Sunday, September 23, 2012

Remember: Brigham City Temple Dedication

As it happens, I am a little grumpy today. And, what's worse is that there is no good reason for it. I am not tired nor rather hungry. I have spent the day first at a wonderful temple dedication, then I took a lovely nap, and have been reading since then. On all accounts I ought to be in a pleasant mood. And, now that I'm realizing all this I think I shall start changing my attitude.

Brigham City Temple Dedication - this was a special ceremony of praise, helping me remember the Savior and His role in our lives. I have rededicated my heart to going to the temple with increased regularity. I believe that this will help me create and maintain increased faith, hope, and charity. And, oh how I need more of all three.

Since I moved to Orem, I have only gone to the temple once. Granted, I've only been here for a month, but I used to go weekly. It is interesting for me to note how quickly my testimony has faltered. See, I don't think it would if I had moved somewhere without easy access to a temple, but as it is, I just got distracted and so, my testimony wavered. Through the dedication, I was able to remember my priorities and unify my heart a little closer to God. Elder Perry mentioned a fire that destroyed the Brigham City Tabernacle and how we will all have fires testing our faith. It is been like that for me for a few months now and I need to start rebuilding from the ashes. I do love that idea.

I've been thinking a lot lately about my blog "Invitation to Remember" and how I never served a full time, LDS mission. Sister Packer mentioned how sometimes our words are unpolished, and yet our hearts sincere.
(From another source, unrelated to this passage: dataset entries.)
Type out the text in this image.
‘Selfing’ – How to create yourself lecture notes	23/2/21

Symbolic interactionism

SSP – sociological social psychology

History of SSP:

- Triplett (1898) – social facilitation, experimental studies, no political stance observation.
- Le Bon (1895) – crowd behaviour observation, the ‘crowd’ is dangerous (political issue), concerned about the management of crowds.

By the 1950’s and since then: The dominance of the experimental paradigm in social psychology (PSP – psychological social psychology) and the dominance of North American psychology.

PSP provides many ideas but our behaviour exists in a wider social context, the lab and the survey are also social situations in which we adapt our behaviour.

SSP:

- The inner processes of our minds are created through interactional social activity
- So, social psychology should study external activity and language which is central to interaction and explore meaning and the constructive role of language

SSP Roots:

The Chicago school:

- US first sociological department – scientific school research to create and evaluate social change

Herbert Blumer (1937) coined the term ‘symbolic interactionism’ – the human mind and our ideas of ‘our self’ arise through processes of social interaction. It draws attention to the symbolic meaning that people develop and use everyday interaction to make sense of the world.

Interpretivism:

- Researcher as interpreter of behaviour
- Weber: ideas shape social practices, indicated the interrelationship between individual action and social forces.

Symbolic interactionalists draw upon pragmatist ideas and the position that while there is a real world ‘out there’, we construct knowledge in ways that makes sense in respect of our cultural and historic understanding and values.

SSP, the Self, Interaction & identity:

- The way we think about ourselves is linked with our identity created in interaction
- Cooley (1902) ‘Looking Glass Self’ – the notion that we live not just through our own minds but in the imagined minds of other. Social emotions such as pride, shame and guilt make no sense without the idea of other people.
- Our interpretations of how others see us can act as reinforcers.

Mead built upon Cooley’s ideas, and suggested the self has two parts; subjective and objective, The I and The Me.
This daily living, of following the Spirit can work miracles if we will continue to endure. Someone recently told me that my style of writing was "interesting..." (the ... was just a pause in their voice) and that they didn't think some parts were good/right/whatever, and it hurt me because it came from a friend. I almost went down the path that would have led me to stop writing. See, I just wrote a post that talked about my challenge feeling beautiful and worth something, because I had learned about person who struggled as I had done, and I wrote what I thought could help, and my friend knew that. In fact, it was this friend who told me of the person struggling. So, I was vulnerable.

It was at this dedication where I felt peace, where I felt that I am part of a divine work and that as I look upward and turn outward, looking to God and serving those around me, I will be a force for good. Even if my words are unpolished. I need to let my heart be at peace, and go forward in faith, as there is quite some distance yet to go. I can and will continue on.

I know that the Lord accepted the Brigham City Temple as one of His holy houses, to help further the work. I know that I have a part to play. And I know that I can be at peace today, tomorrow, and for eternity as I remember Him.